Solo un instante, no más que eso; y la vida en ese instante. Su vida, ese instante, se desplomó, cayó, se perdió.

Ríos de fuego penetraron sus venas, su brazo, le quemaba, le ardía, le molestaba, ese brazo, ¿su único brazo? Percibía el aire fresco, pero no tan puro como el que había estado respirando. La luminosidad blanca del ambiente se filtraba entre sus ojos apenas abiertos. Le pesaban los párpados y solo deseaba dejarse llevar por ese sopor que lo envolvía, que lo arrastraba.

Hacían algo con su cuerpo, pero no le importaba. Estaba entregado y no sabía a qué. Durmió, de eso estaba conciente.

La mañana, comenzaba a filtrase por la ventana de la habitación, no era su ventana, ni su habitación, tampoco su mañana. Se sentía extraño, por más que lo intentaba no podía mover la parte derecha de su cuerpo, es más ni siquiera la sentía.
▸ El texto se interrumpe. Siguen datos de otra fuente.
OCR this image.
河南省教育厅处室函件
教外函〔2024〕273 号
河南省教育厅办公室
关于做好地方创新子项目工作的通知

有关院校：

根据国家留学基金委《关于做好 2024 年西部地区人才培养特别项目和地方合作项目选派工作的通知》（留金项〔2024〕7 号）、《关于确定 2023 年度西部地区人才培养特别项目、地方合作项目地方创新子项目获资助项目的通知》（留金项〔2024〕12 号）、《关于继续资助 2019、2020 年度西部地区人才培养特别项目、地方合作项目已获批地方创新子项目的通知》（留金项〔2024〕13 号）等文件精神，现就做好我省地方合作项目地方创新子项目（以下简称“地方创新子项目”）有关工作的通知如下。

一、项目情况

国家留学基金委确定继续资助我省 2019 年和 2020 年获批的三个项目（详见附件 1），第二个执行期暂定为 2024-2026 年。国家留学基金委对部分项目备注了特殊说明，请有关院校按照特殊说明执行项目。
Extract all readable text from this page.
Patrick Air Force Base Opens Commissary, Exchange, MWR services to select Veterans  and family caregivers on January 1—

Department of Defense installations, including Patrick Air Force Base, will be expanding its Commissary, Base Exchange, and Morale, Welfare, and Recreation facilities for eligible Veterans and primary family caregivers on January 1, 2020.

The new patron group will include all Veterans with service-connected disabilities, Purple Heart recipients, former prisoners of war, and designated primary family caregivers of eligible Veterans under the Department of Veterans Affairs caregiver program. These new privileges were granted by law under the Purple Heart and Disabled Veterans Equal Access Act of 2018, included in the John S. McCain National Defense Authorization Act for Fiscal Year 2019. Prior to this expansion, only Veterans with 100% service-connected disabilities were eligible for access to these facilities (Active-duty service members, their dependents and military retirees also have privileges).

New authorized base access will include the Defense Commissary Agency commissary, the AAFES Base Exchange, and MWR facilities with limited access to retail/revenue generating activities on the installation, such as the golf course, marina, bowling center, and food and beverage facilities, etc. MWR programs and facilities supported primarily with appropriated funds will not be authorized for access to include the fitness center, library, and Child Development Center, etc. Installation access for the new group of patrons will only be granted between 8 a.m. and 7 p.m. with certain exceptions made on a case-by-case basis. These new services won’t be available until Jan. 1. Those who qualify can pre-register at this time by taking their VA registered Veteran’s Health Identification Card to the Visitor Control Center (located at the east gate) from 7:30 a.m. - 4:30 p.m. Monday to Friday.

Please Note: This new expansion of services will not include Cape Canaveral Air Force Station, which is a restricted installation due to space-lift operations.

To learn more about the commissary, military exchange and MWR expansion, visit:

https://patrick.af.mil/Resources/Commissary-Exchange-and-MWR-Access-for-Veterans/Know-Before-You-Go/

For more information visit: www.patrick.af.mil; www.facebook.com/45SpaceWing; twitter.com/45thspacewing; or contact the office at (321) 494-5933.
Los olores no le resultaban familiares, percibía los olores, es más, lo impresionaban de una forma más vívida. Nuevamente se entregó al sueño, alentando la esperanza de no volver a despertar, no quería despertar, algo andaba mal allá afuera, pero no sabía qué. Pensó en su mamá, a la que no conoció. La necesitaba, se sentía abandonado nuevamente. Sólo, muy sólo y muy triste, el sueño pudo con él, sintió paz al dormirse.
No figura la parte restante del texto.